KPK Jangan TerjebakÂ
Selain kasus-kasus di atas, KPK juga dianggap terlalu memaksakan penangkapan, tanpa didahului penyidikan dan bukti-bukti yang tak bis dibantah. Hal ini, seperti terjadi pada kasus  "Skandal Meikarta".
Proyek properti yang "heboh" dengan iklan dan promosi yang begitu masif ini, ternyata menyimpan banyak ketidakberesan. Dalam kasus ini, KPK lalu mencokok Bupati Bekasi (ketika itu), Neneng Hassanah Yasin (NHY) sebagai tersangka dalam kasus suap perizinan Meikarta di Cikarang, Kabupaten Bekasi. Oleh pengadilan, ia dinyatakan terbukti bersalah dan diganjar hukuman 6 tahun penjara.
Selain NHY, kasus ini juga menyeret sejumlah nama lain, yakni Sekda Provinsi Jawa Barat IK, dan juga mantan Dirut Lippo Cikarang BT. Keduanya disangkakan dengan tuduhan yang berbeda. IK disangka menerima suap sebesar Rp 1 miliar terkait proyek Meikarta. Sedangkan BT disangka menyuap mantan Bupati NYH Rp 10,5 miliar dalam beberapa tahap.
Oleh karena itu, BT menunjuk  Supriyadi SH sebagai kuasa hukumnya untuk mengajukan langkah hukum praperadilan.Â
Mungkinkah KPK kembali kalah dalam praperadilan? Seperti diketahui, penangkapan terhadap BT ini didasari keterangan palsu dan fitnah. Dengan kata lain, ada dugaan, penyelidik dan penyidik KPK sepertinya kurang teliti, atau bahkan tertipu kesaksian palsu.
Alasannya, jika ditelisik hingga ke belakang, terkait hubungan BT dengan PT Mahkota Sentosa Utama (MSU) selaku pengembang Meikarta.
Seperti diketahui, saat itu BT menjabat sebagai Presdir Lippo Cikarang, sehingga secara administratif menjadi terlibat. Namun, kenyataanya BT tidak mengetahui secara mendetail bagaimana pengaturan kerjasama antara Lippo dengan partner China.

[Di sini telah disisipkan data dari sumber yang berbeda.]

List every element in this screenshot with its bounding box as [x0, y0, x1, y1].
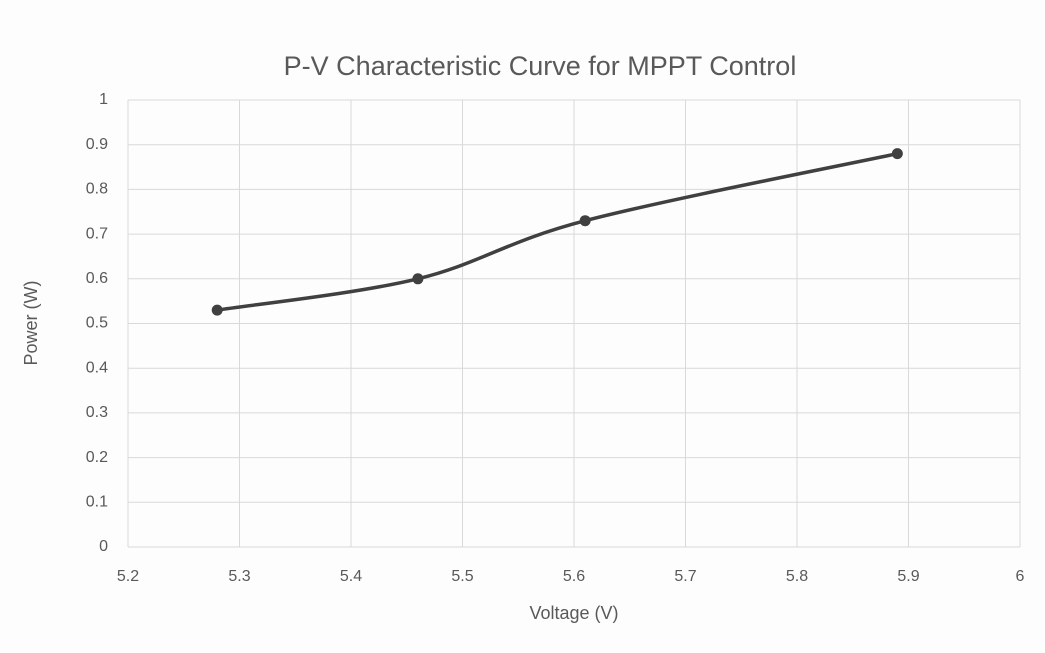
- y-tick-label: 0: [99, 538, 108, 555]
- y-tick-label: 0.2: [86, 449, 108, 466]
- x-tick-label: 5.8: [786, 568, 808, 585]
- y-tick-label: 0.3: [86, 404, 108, 421]
- chart-title: P-V Characteristic Curve for MPPT Contro…: [284, 51, 797, 81]
- y-tick-label: 0.7: [86, 225, 108, 242]
- line: [216, 151, 898, 312]
- x-tick-label: 5.6: [563, 568, 585, 585]
- x-tick-label: 5.9: [897, 568, 919, 585]
- marker: [412, 273, 424, 285]
- x-tick-label: 5.4: [340, 568, 362, 585]
- x-tick-label: 5.3: [228, 568, 250, 585]
- marker: [211, 304, 223, 316]
- marker: [579, 215, 591, 227]
- x-tick-label: 5.2: [117, 568, 139, 585]
- y-tick-label: 0.5: [86, 315, 108, 332]
- y-tick-label: 0.4: [86, 359, 108, 376]
- y-tick-label: 1: [99, 91, 108, 108]
- x-tick-label: 6: [1016, 568, 1025, 585]
- y-tick-label: 0.1: [86, 494, 108, 511]
- y-axis-label: Power (W): [21, 281, 41, 366]
- y-tick-label: 0.8: [86, 181, 108, 198]
- x-axis-label: Voltage (V): [529, 603, 618, 623]
- marker: [891, 148, 903, 160]
- y-tick-label: 0.9: [86, 136, 108, 153]
- y-tick-label: 0.6: [86, 270, 108, 287]
- x-tick-label: 5.7: [674, 568, 696, 585]
- x-tick-label: 5.5: [451, 568, 473, 585]
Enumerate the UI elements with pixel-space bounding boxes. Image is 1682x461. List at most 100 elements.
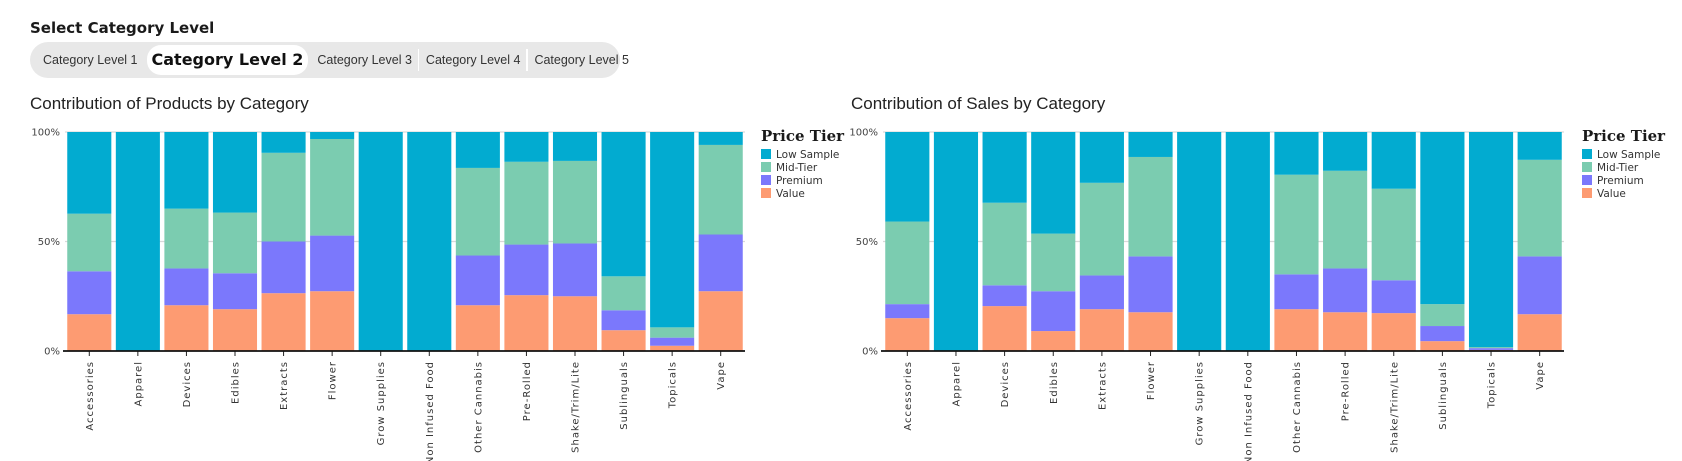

BT hanya mengetahui bahwa Lippo melalui LC memiliki saham di MSU sekitar 50%. Bentuk kontribusi sahamnya  berupa lahan milik LC, sedangkan pihak China 50% berupa dana tunai.
Setelah itu, BT tidak lagi terlibat dengan proyek Meikarta, sedangkan Manajemen MSU memiliki otoritas independen tidak terkait dengan LC.